This is a review of: The 5 Elements of Effective Thinking authored by two mathematics professors – Edward Burger and Michael Starbird. The book is a five part progression through techniques to make you a better thinker. Each progression is explained in the text, and the authors then relate stories to elucidate the concepts with various students and situations they have encountered over their teaching and research experiences.
I have read a number of books on critical thinking, which can be hard to understand, but this book takes an approach that provides direct and simple ideas on how to improve your thinking. The book, simply, makes sense, and even for a college professor, it is useful to be reminded both about how you and your students think and sometimes forget to think.
Does this book relate to CollegeQandA?
If I had a top ten recommended books on thinking and learning, then this book would be on the list. Meta-thinking is one facet of self-improvement that will have big and direct benefits in college. This book is short (and small). Because of this, the authors recommend reading the book 3 times. Not sure if that’s needed, but this is a nice book to get you started on understanding what learning and thinking are, and how to them more effectively.
And the book has a section on questions. So, of course the book relates to this site.
Well, this is wrong. There are stupid questions and most of the time they are stupid because you could have answered them if you thought for a few seconds. To figure out if a question might be considered stupid do two things:
Think about a possible answer or where you could find the answer
Try and empathize from the perspective of the person whom you are asking
Types of questions and why you ask them?
There are a number of questions we ask and there are all sorts of reasons we ask them. Briefly:
Ask for immediate help with something
Ask for quick information
Ask to save ourselves time from looking up the answer
Ask to start a discussion
Ask to make someone reveal more information
Ask to keep a conversation going
And that’s just a few reasons. I would argue that stupid questions are ones that reveal that you are too lazy to think or find out the answer to by yourself.
Think before you ask…
Those of us who answer many questions on a daily basis must try and remember patience, but for those of you asking questions all we really want is for you to take a few seconds and think about what might be the answer or what other sources to find them from. In some cases, we will pretend to not know the answer to force you to learn to do this.

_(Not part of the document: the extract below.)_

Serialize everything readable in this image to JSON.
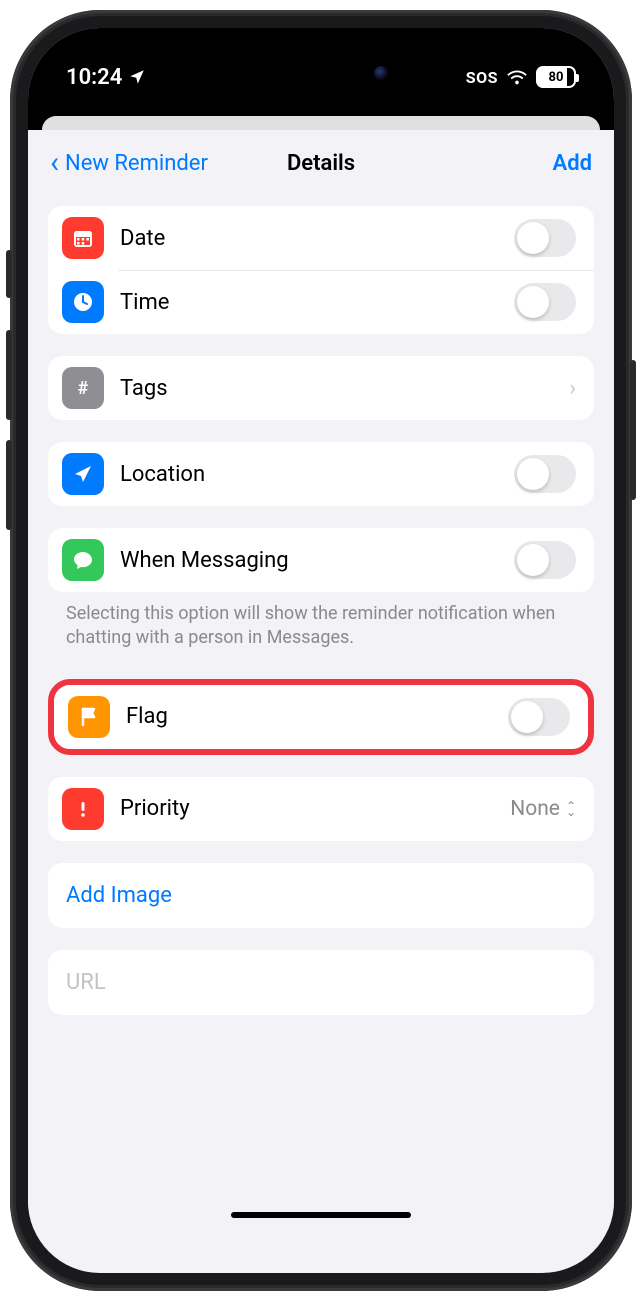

In particular, I will list questions that you need to try an avoid:
Where is your office? – any internet search question is shallow and is for your phone
Is this right? – how can you figure out if it is right
Will this be on the test/exam? – now it is
The last question is, probably, the most discussed question among professors and students alike.
The will I lose my job litmus test…
The second part to avoiding stupid questions is to think about who you are asking. You need to remember that your questions are part of your represented image to that person. In the case of professors, is your question an interesting question that shows you have worked with the material on your own before asking what is just at the top of your head.
Imagine asking a question to your boss, future boss, or someone you want to impress. Does the question show that you have thought about the question and possible answers? Is the question needed to form real understanding and not shallow understanding?
In class questions
The problem in class is material is coming at you very quickly, and for you to pose a well thought out question is hard in real-time. I recommend writing your questions down in your notes, and then asking them at the next lecture or office hours. If a professor can’t deal with questions, then they are too focused on dumping material and not interested in true understanding. Or they’re having a bad day – professors are people too.